Manda quem pode, obedece quem tem juízo, diz o adágio que se amolda perfeitamente ao presidente Jair Bolsonaro. No caso, o mandatário obedece enquanto o ministro da Economia Paulo Guedes manda na joça.

O jornal Folha de S. Paulo, que é um dos porta-vozes do bolsonarismo econômico, lamenta que o presidente resista à “Pauta Guedes” segunda qual prevê medidas envolvendo fusão de programas sociais, desvinculação de benefícios e criação da CPMF –o imposto sobre transações e pagamentos instantâneos.

Em todos embates havido no governo entre Bolsonaro e Guedes, o ministro da Economia impôs a sua vontade –que é a mesma vontade dos bancos e dos especuladores financeiros– em detrimento dos interesses da nação e dos brasileiros.

Mais do que ampliar ou garantir programas sociais, como se noticia, Guedes luta para manter os privilégios de banqueiros e de barões da velha mídia, que possuem interesses cruzados em desfavor do povo.

Nunca na história deste país um presidente da República foi tão banana quanto Jair Messias Bolsonaro.

A ideia do presidente é um banana está tão cristalizada no Palácio do Planalto que até o vice, general Hamilton Mourão, chama de “Bananinha” o filho do presidente Bolsonaro.

Recentemente, numa entrevista, o vice se referiu ao Zero Dois como “Eduardo Bananinha” — filho do Bananão que comanda a República.

Jair Bolsonaro não é motivo de chacota só na caserna.
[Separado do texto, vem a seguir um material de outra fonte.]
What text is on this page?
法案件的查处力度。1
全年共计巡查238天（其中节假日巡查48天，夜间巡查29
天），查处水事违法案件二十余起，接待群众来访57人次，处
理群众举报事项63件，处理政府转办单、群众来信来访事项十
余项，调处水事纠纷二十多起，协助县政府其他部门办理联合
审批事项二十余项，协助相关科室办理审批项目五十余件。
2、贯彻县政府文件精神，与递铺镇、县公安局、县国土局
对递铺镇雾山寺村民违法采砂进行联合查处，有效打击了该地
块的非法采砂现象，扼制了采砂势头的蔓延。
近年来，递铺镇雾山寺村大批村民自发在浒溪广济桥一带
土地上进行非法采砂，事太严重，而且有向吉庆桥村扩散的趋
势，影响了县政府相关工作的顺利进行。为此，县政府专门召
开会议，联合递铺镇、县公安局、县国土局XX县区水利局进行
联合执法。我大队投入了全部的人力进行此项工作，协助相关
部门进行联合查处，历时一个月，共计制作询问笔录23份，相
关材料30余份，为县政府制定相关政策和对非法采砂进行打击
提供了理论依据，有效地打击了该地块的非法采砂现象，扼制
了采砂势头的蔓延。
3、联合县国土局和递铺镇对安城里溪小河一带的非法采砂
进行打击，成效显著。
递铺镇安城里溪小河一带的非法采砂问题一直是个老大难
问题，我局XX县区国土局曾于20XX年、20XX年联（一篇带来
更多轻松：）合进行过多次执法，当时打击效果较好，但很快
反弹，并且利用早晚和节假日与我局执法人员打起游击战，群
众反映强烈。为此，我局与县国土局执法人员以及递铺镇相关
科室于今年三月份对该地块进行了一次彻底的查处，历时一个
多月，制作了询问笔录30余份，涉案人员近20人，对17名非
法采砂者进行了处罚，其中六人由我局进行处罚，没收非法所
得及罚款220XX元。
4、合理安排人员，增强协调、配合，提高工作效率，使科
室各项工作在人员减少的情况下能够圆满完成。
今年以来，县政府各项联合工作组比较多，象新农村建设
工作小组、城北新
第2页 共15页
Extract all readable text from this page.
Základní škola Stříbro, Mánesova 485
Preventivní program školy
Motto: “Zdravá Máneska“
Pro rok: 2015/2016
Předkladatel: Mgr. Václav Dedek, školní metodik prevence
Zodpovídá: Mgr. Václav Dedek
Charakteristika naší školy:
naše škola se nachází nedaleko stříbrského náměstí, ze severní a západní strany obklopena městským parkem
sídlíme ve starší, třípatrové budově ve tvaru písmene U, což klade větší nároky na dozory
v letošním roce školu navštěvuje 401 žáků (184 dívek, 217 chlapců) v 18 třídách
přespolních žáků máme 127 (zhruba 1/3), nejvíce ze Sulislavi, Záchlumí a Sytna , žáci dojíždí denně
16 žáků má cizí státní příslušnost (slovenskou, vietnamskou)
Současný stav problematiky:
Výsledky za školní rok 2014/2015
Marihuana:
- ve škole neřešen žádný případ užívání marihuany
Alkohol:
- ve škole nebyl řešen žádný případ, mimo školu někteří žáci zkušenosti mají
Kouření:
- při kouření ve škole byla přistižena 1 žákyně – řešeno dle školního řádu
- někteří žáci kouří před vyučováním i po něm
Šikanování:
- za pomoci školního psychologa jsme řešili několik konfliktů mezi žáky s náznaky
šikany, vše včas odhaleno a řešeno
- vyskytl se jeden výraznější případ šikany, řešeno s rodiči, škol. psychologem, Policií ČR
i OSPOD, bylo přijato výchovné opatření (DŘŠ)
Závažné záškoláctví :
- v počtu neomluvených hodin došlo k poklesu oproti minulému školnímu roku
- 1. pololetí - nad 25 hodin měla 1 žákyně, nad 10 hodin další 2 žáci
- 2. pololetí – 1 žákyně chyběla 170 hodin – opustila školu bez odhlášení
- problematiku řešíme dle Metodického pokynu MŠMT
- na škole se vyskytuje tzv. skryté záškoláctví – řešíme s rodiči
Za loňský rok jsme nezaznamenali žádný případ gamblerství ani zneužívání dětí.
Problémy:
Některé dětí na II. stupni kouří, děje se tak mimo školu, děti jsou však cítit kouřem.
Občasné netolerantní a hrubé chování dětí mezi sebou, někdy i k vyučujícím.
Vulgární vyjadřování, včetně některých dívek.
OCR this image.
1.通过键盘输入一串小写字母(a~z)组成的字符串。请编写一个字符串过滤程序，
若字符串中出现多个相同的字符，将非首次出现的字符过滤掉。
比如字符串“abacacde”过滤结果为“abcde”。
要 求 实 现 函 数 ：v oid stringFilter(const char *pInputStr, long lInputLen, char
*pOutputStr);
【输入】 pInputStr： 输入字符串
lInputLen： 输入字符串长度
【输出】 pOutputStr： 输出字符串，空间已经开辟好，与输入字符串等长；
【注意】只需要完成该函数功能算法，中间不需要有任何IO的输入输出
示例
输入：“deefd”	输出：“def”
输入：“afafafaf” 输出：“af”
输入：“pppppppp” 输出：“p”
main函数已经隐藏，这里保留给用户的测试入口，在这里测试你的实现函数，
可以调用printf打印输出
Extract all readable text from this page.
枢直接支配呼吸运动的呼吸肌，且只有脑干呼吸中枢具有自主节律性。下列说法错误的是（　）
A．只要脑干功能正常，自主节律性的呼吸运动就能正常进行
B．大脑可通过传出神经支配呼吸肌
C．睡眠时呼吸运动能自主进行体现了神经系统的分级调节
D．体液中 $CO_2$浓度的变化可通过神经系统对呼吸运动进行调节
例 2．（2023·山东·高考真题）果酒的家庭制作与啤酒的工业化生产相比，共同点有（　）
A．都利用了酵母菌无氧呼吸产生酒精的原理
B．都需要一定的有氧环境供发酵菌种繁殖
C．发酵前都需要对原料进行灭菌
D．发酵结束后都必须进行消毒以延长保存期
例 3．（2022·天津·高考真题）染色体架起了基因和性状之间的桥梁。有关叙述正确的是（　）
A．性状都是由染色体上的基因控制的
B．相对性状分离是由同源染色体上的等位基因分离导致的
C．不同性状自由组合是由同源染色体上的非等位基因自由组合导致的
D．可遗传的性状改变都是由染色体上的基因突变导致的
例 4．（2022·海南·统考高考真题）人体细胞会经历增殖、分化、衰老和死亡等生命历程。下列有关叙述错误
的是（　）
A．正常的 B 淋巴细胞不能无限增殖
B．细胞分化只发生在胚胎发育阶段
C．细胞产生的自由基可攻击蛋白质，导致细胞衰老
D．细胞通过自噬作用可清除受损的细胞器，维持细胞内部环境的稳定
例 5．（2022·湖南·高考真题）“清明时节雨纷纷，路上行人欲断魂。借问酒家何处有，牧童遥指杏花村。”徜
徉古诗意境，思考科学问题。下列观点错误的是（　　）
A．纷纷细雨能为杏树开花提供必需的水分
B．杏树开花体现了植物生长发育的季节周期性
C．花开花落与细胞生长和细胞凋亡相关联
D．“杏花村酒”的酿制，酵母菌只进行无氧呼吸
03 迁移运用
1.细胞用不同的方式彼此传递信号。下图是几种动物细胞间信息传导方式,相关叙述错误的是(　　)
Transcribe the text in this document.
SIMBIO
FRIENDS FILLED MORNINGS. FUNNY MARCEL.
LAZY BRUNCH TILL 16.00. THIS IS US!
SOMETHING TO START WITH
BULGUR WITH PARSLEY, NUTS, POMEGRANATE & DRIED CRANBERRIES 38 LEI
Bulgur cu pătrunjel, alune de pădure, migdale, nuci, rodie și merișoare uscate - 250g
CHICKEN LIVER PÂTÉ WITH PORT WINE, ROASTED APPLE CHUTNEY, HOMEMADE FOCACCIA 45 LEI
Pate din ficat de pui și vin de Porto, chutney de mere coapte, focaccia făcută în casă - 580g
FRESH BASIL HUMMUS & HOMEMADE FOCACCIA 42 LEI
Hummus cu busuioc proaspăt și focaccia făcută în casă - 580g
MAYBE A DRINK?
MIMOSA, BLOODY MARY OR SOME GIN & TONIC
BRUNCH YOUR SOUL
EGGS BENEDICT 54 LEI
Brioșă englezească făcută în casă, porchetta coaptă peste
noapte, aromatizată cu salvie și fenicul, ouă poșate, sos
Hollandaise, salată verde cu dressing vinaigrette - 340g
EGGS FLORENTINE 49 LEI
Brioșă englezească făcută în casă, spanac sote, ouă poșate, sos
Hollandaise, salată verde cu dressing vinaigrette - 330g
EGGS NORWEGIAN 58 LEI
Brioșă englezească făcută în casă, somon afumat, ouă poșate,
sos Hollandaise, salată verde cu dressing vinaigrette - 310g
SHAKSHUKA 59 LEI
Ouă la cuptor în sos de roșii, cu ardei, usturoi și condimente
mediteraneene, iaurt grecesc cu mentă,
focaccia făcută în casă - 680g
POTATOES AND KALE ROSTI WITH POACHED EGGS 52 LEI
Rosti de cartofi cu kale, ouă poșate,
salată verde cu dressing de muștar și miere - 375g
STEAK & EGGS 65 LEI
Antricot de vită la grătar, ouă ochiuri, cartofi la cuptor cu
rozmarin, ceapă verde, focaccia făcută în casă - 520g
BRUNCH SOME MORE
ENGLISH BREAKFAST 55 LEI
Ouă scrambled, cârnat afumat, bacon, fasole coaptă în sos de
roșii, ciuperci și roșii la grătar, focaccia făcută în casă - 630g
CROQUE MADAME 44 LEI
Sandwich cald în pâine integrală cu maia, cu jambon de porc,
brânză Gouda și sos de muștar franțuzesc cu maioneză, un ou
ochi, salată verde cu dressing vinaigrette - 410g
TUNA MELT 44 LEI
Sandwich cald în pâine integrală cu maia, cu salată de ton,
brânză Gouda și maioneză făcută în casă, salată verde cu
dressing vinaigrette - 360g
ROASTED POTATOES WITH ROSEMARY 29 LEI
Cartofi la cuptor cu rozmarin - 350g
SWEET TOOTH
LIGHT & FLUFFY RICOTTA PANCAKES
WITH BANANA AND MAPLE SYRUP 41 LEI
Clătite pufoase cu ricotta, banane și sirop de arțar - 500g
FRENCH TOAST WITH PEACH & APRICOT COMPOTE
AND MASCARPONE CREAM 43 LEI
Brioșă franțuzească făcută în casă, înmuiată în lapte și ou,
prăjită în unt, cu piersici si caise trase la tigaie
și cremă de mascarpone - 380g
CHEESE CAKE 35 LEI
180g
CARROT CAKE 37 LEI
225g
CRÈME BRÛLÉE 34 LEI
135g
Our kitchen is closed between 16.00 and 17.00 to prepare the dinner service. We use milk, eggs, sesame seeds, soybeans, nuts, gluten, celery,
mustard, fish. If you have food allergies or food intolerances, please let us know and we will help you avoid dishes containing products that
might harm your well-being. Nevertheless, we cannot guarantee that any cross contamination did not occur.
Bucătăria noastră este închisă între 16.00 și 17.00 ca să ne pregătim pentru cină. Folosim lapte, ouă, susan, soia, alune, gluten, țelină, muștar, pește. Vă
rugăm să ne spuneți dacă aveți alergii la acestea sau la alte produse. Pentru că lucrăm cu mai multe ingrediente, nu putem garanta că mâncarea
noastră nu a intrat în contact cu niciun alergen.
O presidente também é chacoteado nos jantares da elite paulistana, que o utiliza como um “Banana” para enriquecer enquanto ri de sua cara.

O presidente Jair “Banana” Bolsonaro entregou o Brasil para Guedes, bancos e especuladores e para velha mídia corporativa enquanto ele permanece no picadeiro distraindo o distinto público.

Nunca na história deste país um presidente da República foi tão banana quanto Jair Messias Bolsonaro. Nunca.